I don't know why we can't just get over the local compute thing and instead build open infra and models in the cloud. That's literally the only way we'll be able to keep pace with hyperscalers.
Local is not going to benefit 99% of use cases. It's a silly toy.
If we build open infra for cloud-based provisioning and inference, we could build a future we still have some ownership in. We'd be able to fine tune large models for lots of purposes. We wouldn't be locked in to major vendors.
use the experience we gain from both to bolster the other.
a future where we are unable to locally run is kind of troubling. as is a future with no open cloud. we need both to stop some of the horrors the hyperscalers will happily inflict.
Quantizing is also a cheat code that makes the numbers lie, next up someone is going to claim running a large model when they're running a 1-bit quantization of it.
There's no misleading here, they show every detail from model to quantization to that atrocious time to first token. Stuff like this feels more like code golf than anyone claiming the mainstream phone user is going to even download 100GB of model weights.

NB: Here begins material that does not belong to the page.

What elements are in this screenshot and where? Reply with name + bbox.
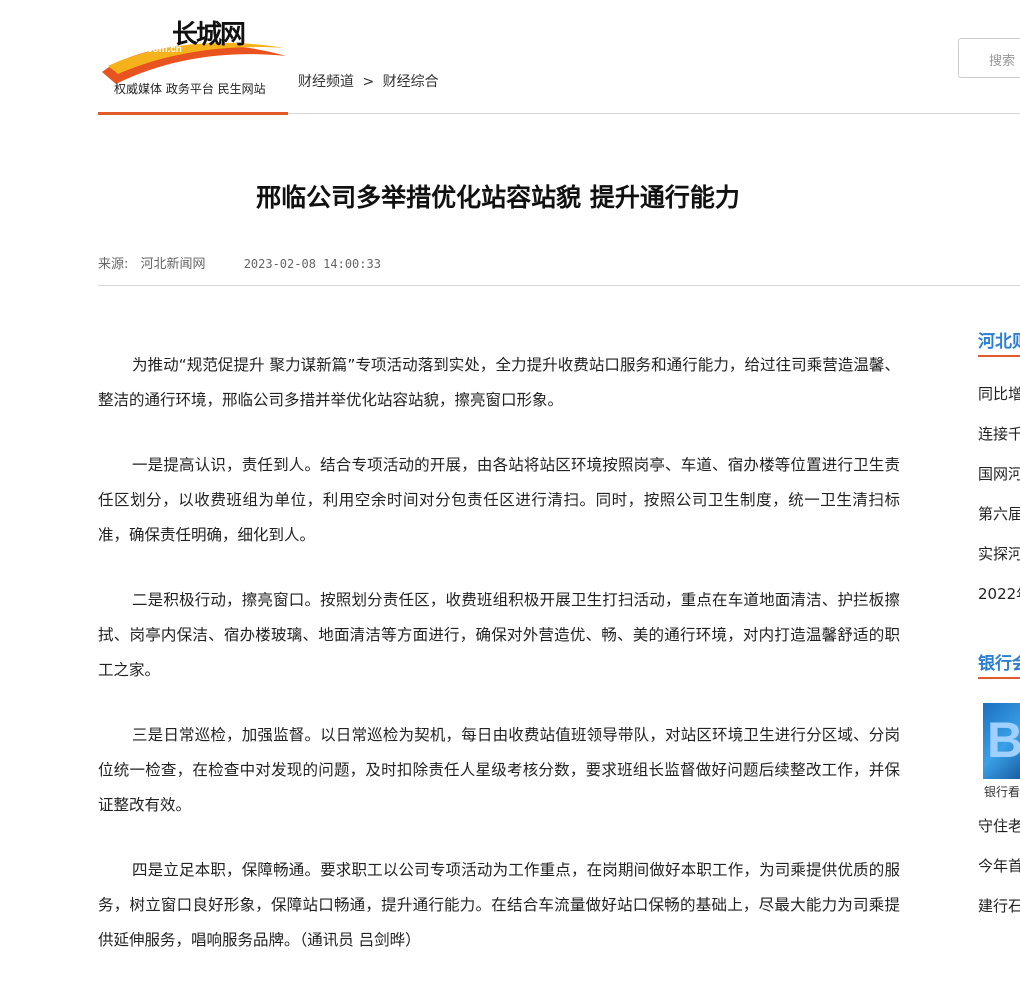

Local LLMs are going to make people sit on their phones instead of taking to real people.
With all the money you will save on subscription fees you should be able to afford treatment for your psychosis!
That blows up the whole “industrial complex” being developed around massive data centers, proprietary models, and everything that goes with that. Complete implosion.
Apple has sat on the sidelines for much of this as it seems clear they know the end game is everyone just does this stuff locally on their phone or computer and then it’s game over for everything going on now.